Jedyne co mogę powiedzieć to o osobach, które nie mają szacunku do osoby zmarłej. Naprawdę gdyby ktoś powiedział tak o kimś kto by opłakiwał czyjąś śmierć, rozpętali by burze. A pamiętajcie że macie prawo do żałoby. Co z tego że on was nie znał? Co z tego że nigdy nie spotkaliście go na żywo? Był pewną częścią waszego życia, bo życie to my i osoby nas otaczające to po prostu życie.
Odnosząc się jeszcze do sprawy książki pani M. Nie bronię go, ale osoby atakujące go zapomniały o czymś takim jak zasada domniemanej niewinności.
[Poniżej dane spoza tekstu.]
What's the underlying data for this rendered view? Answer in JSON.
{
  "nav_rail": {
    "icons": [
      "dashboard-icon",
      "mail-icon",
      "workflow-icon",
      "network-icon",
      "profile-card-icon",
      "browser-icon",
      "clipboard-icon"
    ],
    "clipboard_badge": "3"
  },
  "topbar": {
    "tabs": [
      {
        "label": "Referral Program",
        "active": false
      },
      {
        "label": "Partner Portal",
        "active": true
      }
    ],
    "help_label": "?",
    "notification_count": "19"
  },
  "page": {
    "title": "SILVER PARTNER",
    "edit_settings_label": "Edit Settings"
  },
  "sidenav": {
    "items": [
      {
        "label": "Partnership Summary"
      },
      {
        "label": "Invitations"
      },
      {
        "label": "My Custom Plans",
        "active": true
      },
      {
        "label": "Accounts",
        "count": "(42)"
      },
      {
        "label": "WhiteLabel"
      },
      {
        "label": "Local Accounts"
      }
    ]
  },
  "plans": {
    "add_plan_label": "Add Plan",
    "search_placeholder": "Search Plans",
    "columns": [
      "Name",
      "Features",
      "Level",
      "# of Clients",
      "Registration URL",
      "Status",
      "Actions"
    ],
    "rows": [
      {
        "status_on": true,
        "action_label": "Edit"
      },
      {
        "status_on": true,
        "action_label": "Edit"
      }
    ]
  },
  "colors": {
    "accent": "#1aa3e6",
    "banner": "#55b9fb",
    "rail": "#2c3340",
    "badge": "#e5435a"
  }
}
Pani M jak na osobę sławną i dorosłą zachwiała się bardzo płytko, bo takie sprawy co ona opisała powinny trafić do sądu, powinny zostać rozwiązane między nimi. A nie przez media. A ludzie którzy teraz nazywają go oprawcą i ćpunem mają niski iloraz inteligencji o ile coś mają.
Ludzie uciekają w narkotyki i alkohol, od problemów, od bólu psychicznego, to jest nieme wołanie o pomoc, więc za nim powiecie coś albo wstawiacie jakieś strony użyjecie ostatnich szarych komórek i pomyślcie, kurwa jaka on miał słabą psychikę że doszło do takiej tragedii.
I pisząc te okropne rzeczy, jeśli nie chcecie okazać mu szacunku, pomyśleć o rodzicach którzy stracili dziecko, o siostrach które straciły brata, o przyjaciołach którzy stracili przyjaciela, o małym chłopcu który teraz będzie musiał iść przez życie bez swojego taty. Jak Cheryl napisała on kiedyś zobaczy co o nim piszecie. I to może go zniszczyć. A przecież on niczym nie zawinił.
Ja zapamiętam Li jako tego uśmiechnięto, wspierającego, okazującego fanom miłość chłopaka, jako człowieka, zwykłego człowieka którym po prostu był.